26 octobre 2010

Appartement 4

Notre appartement était comme les autres. Même tapis gris sale, mêmes murs blanchâtres. En prime, nous avions eu droit à un mur avec petits amas de stuc baveux et fausses demi-briques blanches dans le salon et à un peu de moisissures dans la salle de bains. Quand nous parlions de la moisissure au propriétaire, il lui arrivait de passer, quelques semaines plus tard, après avoir ronchonné; il donnait alors une petite couche de peinture blanche par-dessus.

Puis il y eut la fois où j’ai senti la céramique du mur céder derrière moi dans le bain-douche. Mon poids n’a certainement pas l’habitude d’être une menace pour le carrelage, mais là, après un petit moment de surprise, je sentais bien le petit courant d’air sur ma fesse nue et les quelques morceaux de céramique entre mes orteils.

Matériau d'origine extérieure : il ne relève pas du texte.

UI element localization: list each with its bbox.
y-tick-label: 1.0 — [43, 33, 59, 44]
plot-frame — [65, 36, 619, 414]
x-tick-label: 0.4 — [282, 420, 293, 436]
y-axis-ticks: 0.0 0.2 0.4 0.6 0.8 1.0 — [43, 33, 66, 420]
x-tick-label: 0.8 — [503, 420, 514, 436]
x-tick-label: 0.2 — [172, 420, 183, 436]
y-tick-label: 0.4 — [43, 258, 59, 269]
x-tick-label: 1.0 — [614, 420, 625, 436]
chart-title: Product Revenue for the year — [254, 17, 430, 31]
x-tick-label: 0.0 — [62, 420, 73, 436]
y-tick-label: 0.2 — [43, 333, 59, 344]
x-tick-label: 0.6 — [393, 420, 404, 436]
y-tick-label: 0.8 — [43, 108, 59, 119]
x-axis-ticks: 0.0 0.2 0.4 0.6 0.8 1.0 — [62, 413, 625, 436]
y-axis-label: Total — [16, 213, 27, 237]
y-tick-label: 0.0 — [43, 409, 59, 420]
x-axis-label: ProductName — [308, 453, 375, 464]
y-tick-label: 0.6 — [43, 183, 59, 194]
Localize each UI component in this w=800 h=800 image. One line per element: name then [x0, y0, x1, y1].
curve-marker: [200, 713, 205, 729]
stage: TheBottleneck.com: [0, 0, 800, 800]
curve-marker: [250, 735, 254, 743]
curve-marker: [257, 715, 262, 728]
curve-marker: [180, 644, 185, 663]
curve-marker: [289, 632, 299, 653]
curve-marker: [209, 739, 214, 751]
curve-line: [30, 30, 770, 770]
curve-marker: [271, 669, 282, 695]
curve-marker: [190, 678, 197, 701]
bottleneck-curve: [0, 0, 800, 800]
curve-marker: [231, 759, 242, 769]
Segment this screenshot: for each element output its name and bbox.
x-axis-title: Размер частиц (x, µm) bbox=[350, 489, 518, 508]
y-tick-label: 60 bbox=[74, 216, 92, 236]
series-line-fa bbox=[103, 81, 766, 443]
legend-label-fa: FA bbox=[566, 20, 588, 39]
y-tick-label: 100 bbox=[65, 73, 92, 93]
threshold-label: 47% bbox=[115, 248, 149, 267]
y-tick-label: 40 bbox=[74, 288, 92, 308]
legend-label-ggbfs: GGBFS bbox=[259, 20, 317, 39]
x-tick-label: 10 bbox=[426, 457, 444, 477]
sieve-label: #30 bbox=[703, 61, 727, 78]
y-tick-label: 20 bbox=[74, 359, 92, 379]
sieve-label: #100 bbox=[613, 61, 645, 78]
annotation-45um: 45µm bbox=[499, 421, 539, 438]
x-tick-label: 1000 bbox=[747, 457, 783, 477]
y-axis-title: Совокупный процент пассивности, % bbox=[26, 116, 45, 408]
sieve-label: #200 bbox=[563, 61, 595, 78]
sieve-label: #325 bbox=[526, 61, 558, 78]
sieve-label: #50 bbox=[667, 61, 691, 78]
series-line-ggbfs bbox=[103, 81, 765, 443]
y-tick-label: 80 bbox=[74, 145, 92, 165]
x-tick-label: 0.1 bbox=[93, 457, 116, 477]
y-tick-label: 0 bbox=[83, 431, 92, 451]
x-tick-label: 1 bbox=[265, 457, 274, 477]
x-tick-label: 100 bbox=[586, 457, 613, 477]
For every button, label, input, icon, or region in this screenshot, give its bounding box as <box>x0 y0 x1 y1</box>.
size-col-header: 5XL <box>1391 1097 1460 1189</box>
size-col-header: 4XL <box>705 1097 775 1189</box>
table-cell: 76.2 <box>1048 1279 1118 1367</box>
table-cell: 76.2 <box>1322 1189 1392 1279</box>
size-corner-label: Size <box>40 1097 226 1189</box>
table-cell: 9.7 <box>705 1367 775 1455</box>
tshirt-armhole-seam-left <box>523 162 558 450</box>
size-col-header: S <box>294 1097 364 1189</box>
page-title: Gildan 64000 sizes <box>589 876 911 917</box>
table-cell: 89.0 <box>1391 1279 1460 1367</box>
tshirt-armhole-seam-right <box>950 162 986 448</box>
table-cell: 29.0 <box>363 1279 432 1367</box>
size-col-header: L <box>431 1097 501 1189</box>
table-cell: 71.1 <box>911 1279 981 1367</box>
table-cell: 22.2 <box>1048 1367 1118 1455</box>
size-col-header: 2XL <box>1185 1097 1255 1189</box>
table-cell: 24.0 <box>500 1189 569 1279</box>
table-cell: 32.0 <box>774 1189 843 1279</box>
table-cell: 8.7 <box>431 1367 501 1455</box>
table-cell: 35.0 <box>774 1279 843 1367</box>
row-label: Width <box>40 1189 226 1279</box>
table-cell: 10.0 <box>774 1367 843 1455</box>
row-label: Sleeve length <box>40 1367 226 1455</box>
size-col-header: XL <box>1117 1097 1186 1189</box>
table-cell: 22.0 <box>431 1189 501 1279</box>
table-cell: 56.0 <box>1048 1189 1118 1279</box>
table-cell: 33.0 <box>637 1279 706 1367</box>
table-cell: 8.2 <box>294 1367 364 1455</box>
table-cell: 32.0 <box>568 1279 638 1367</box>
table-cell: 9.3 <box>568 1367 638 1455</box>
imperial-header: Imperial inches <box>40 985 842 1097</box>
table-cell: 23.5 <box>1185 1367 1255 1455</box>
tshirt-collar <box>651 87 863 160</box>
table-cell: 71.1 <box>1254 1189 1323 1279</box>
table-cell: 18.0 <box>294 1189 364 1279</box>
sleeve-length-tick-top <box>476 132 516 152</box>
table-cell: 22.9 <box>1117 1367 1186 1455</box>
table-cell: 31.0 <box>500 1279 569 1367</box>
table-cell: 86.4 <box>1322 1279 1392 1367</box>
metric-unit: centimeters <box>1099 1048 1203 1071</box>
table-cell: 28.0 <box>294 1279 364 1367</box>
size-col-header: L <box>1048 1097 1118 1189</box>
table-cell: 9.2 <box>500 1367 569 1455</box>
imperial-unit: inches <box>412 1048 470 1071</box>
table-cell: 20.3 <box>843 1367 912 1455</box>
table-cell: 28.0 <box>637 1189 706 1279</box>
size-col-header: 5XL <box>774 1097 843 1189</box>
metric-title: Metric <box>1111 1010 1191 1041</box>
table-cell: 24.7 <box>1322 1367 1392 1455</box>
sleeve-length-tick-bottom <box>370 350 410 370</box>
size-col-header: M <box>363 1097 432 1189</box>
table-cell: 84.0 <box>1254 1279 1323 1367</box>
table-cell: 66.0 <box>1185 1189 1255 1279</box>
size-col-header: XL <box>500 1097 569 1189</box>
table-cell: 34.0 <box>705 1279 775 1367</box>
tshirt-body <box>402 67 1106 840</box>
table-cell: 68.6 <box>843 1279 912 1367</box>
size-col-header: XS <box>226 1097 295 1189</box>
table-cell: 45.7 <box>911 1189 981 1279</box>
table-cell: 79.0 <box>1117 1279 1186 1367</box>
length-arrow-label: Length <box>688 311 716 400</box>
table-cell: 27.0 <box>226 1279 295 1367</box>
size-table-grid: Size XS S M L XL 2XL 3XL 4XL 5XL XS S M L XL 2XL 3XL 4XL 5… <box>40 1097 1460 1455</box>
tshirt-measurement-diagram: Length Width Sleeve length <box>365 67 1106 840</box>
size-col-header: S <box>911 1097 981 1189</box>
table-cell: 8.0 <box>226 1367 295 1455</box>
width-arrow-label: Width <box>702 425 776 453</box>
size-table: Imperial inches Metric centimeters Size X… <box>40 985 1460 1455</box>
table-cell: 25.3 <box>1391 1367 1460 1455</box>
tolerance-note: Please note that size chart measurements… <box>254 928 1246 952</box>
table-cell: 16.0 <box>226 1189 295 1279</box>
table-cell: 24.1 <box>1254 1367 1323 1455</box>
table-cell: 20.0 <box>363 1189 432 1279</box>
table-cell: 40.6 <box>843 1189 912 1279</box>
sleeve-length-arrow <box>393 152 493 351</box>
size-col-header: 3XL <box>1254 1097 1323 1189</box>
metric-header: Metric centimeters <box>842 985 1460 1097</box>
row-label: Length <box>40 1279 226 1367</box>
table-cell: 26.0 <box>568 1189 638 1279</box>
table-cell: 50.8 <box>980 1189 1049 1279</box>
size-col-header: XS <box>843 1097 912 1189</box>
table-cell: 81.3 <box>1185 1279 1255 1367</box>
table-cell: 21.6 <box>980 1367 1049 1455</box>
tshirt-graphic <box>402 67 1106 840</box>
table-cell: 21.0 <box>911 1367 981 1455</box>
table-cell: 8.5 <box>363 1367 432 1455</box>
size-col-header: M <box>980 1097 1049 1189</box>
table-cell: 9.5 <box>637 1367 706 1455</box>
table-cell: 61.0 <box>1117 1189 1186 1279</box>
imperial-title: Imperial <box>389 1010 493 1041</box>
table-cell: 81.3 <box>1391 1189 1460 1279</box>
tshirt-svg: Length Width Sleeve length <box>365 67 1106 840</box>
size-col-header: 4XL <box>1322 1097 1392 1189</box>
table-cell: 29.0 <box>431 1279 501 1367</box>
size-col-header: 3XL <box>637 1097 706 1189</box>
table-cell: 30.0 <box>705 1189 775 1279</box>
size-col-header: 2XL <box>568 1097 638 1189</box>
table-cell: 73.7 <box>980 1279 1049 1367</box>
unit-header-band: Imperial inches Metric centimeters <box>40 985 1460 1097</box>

On a appelé le propriétaire, il a grognonné puis est finalement venu réparer. Réparer signifiait bien sûr réinstaller les carreaux cassés sur le mur. On n’a plus jamais touché aucun mur de l’appartement.

Mais je me dis que ça aurait pu être pire; j’aurais pu traversé une cloison et aboutir dans l’appartement de Mme Robitaille, cheveux épars, chair nue.

En surprime, on a appris qu’il y avait eu un meurtre dans l’appartement. On avait évité le sujet, on s’était dit que c’était peut-être arrivé dans le salon, à cause de la petite tache plus foncée que j’avais remarquée sur le tapis, à l’endroit qu’on évitait de regarder. Mais un jour, Mme Robitaille entreprit de raconter à ma blonde où c’était arrivé, très exactement dans la chambre à coucher, dans le coin, et de dire comment et avec quoi la femme… Ma blonde l’a interrompue. Bon, merci Mme Robitaille, ça va aller comme ça.

Ainsi, on ne sait presque pas que nous avons dormi toutes ces nuits exactement sur les lieux d’un drame conjugal.